Michel Houellebecq sostiene que el mapa es más interesante que el territorio que representa. Así también se podría sugerir que hay territorios geográficos, calles y rincones que migran a un espacio de lenguaje con mayor densidad. La Pampa es la imagen del mar en la tierra, escribió Sarmiento con una metáfora tan poderosa que abre ese lugar donde el incidente literario se produce. Y un supuesto lector holandés del Facundo podría sentirse tocado por estas palabras imaginando ese espacio. No obstante, y sin recurrir a un localismo o costumbrismo, cuando los libros están bien escritos hay un agrado para el lector cuando reconoce un espacio que le es habitual, conocido e íntimo, transformado en un mundo de palabras. El gran poeta Kavafis lo dijo con la revelación inmediata de la poesía mirando el puerto de Alejandría “No hallarás otra tierra ni otro mar./La ciudad irá en ti siempre. /Volverás a las mismas calles. /Y en los mismos suburbios llegará tu vejez.” Sabía que no hay barco que nos pueda llevar afuera de uno mismo.

GLOSA

Saer confesó alguna vez que con esta novela, Glosa, expresó de la mejor manera lo que quiso decir con su literatura. El personaje Leto comienza a caminar hacia el sur desde la intersección de bulevar y San Martín. A medida que se va desplegando en la novela esta caminata, a la que pronto se sumará otro personaje, el Matemático, se va construyendo el espacio literario y simbólico de la ciudad.

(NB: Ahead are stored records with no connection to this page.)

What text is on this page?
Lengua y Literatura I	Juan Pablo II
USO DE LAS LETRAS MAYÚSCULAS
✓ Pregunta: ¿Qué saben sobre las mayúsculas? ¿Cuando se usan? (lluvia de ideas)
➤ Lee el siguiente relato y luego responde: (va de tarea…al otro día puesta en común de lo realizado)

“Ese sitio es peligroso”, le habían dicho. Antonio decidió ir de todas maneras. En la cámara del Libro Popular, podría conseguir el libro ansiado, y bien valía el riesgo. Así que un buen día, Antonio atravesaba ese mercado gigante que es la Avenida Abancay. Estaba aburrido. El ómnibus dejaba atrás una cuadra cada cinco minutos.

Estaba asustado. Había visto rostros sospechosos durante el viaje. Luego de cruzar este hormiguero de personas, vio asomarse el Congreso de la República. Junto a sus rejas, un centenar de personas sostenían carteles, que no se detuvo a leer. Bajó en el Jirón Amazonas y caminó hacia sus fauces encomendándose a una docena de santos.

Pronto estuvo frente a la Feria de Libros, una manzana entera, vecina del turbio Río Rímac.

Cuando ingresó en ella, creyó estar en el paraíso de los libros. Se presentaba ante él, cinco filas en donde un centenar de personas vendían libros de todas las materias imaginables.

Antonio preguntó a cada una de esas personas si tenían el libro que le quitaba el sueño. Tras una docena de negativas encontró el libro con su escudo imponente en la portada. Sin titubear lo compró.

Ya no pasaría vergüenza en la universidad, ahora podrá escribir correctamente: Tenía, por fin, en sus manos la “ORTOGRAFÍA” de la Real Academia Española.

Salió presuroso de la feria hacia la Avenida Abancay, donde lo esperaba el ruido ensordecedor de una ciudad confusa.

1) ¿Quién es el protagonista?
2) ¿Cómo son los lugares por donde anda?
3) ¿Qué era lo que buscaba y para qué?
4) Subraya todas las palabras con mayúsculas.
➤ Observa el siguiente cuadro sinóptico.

Leto se detiene a observar las casas residenciales con las chapas de bronce que anuncian la profesión de sus ocupantes. Registra con ironía a médicos, abogados, escribanos, ingenieros, arquitectos, otorrinolaringólogos, radiólogos, odontólogos, contadores públicos, bioquímicos y rematadores. Como los franceses que mientras comen hablan de otros platos o de otras comidas y no de lo que están comiendo, Leto y el Matemático mientras caminan veintiún cuadras hasta el sur recuperan otro espacio: el cumpleaños de Washington Noriega en Colastiné Norte. Con la misma estructura que El Banquete de Platón, ninguno de los dos personajes estuvo presente. Botón le contó al Matemático y éste a Leto, mientras caminan, los detalles de la reunión. Hubo una discusión en este cumpleaños sobre los mosquitos. Se preguntan si los mosquitos que picaban a Washington eran diferentes mosquitos o si era siempre el mismo. Antes se había hablado del tropezón improbable de un caballo. En las conversaciones de cualquier esquina también están las ciudades. Pero ellos, Leto y el Matemático, están hechos de ese espacio de calles y palabras: “Lo piensen con palabras o no, la calle recta que van dejando atrás, está hecha de ellos mismos, de sus vidas, es inconcebible sin ellos, sin sus vidas, y a medida que ellos se desplazan va formándose con ese desplazamiento, es el borde empírico del acaecer, ubicuo y monótono, que llevan consigo adonde quiera que vayan”.

La ciudad de Santa Fe con Saer adquiere una dimensión literaria como Buenos Aires la había adquirido con Borges. A su vez, como un catálogo de imágenes, el Matemático despliega una enumeración de ciudades condensadas en frases repetidas que se superponen a la calle que caminan: París, una lluvia inesperada, Londres, un problema de alojamiento y unos manuscritos en el Museo Británico, Florencia, también ellos pintaban lo que veían, Ginebra, la chacra asfaltada, Madrid, lo que uno siente haber perdido en el extranjero lo vuelve a encontrar. La palabra literaria tiene el hábito de la ciudad.

El final de la novela adquiere una consistencia filosófica y una escena típica del Parque del Sur de la ciudad hace vibrar los cimientos de las creencias y transforma el espacio en una indagación radical. Una pelota olvidada por un niño provoca que los pájaros erráticos revoloteen desconcertados como adorando a una divinidad. Pero el narrador intuye otra cosa: “Cuánto les hace falta de extravío, de espanto y de confusión a las especies perdidas para erigir, en la casa de la coincidencia, que también podría ser otro nombre, ¿no?, el santuario superfluo en más de un sentido, de, como parece que los llaman, sus dioses”.